AI auditing: The Broken Bus on the Road to AI Accountability
Abeba Birhane, Ryan Steed, Victor Ojewale, Briana Vecchione, Inioluwa Deborah Raji
TL;DR
This paper interrogates the AI auditing landscape, showing that while audits are proliferating across academia, law, journalism, civil society, and government, few translate into concrete accountability outcomes. It presents a taxonomy of audit types—product/model/algorithm, data, ecosystem, and meta-commentary—and analyzes how design, context, and stakeholder dynamics shape effectiveness. The authors synthesize 341 academic studies and a broad set of non-academic audits to identify practices associated with greater accountability, such as ecosystem-wide scope, explicit harms discovery, stakeholder engagement, and transparent communication.

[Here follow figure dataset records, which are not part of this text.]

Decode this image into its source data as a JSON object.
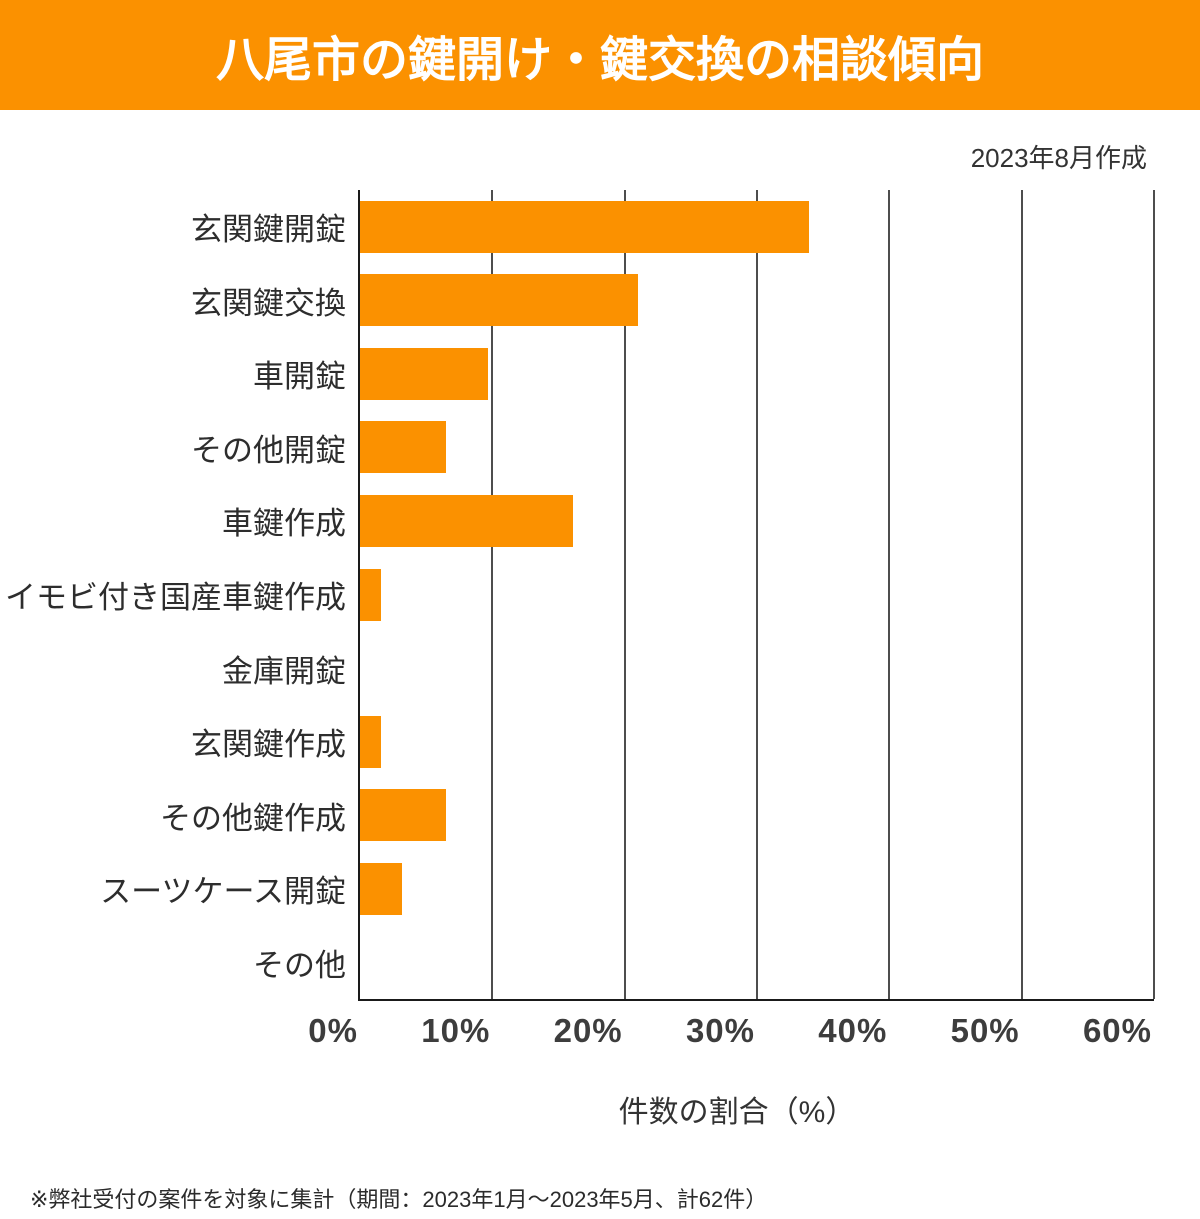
{
  "header": {
    "title": "八尾市の鍵開け・鍵交換の相談傾向"
  },
  "meta": {
    "created_note": "2023年8月作成"
  },
  "chart_data": {
    "type": "bar",
    "orientation": "horizontal",
    "title": "八尾市の鍵開け・鍵交換の相談傾向",
    "categories": [
      "玄関鍵開錠",
      "玄関鍵交換",
      "車開錠",
      "その他開錠",
      "車鍵作成",
      "イモビ付き国産車鍵作成",
      "金庫開錠",
      "玄関鍵作成",
      "その他鍵作成",
      "スーツケース開錠",
      "その他"
    ],
    "values": [
      33.9,
      21.0,
      9.7,
      6.5,
      16.1,
      1.6,
      0,
      1.6,
      6.5,
      3.2,
      0
    ],
    "unit": "%",
    "xlabel": "件数の割合（%）",
    "ylabel": "",
    "xlim": [
      0,
      60
    ],
    "x_ticks": [
      "0%",
      "10%",
      "20%",
      "30%",
      "40%",
      "50%",
      "60%"
    ],
    "bar_color": "#fb9100",
    "grid": true,
    "legend": false
  },
  "colors": {
    "accent_orange": "#fb9100",
    "axis": "#1a1a1a",
    "gridline": "#4d4d4d",
    "text": "#2d2d2d"
  },
  "footnote": "※弊社受付の案件を対象に集計（期間：2023年1月～2023年5月、計62件）"
}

Key findings reveal power asymmetries, limited cross-domain impact for many product/data audits, and stronger policy or legal changes driven by journalism and government audits. The work provides practical guidance for researchers and policymakers to augment audit impact, advocate for broader governance, and acknowledge the limits of audits within a holistic AI accountability framework.
Abstract
One of the most concrete measures to take towards meaningful AI accountability is to consequentially assess and report the systems' performance and impact. However, the practical nature of the "AI audit" ecosystem is muddled and imprecise, making it difficult to work through various concepts and map out the stakeholders involved in the practice. First, we taxonomize current AI audit practices as completed by regulators, law firms, civil society, journalism, academia, consulting agencies. Next, we assess the impact of audits done by stakeholders within each domain. We find that only a subset of AI audit studies translate to desired accountability outcomes. We thus assess and isolate practices necessary for effective AI audit results, articulating the observed connections between AI audit design, methodology and institutional context on its effectiveness as a meaningful mechanism for accountability.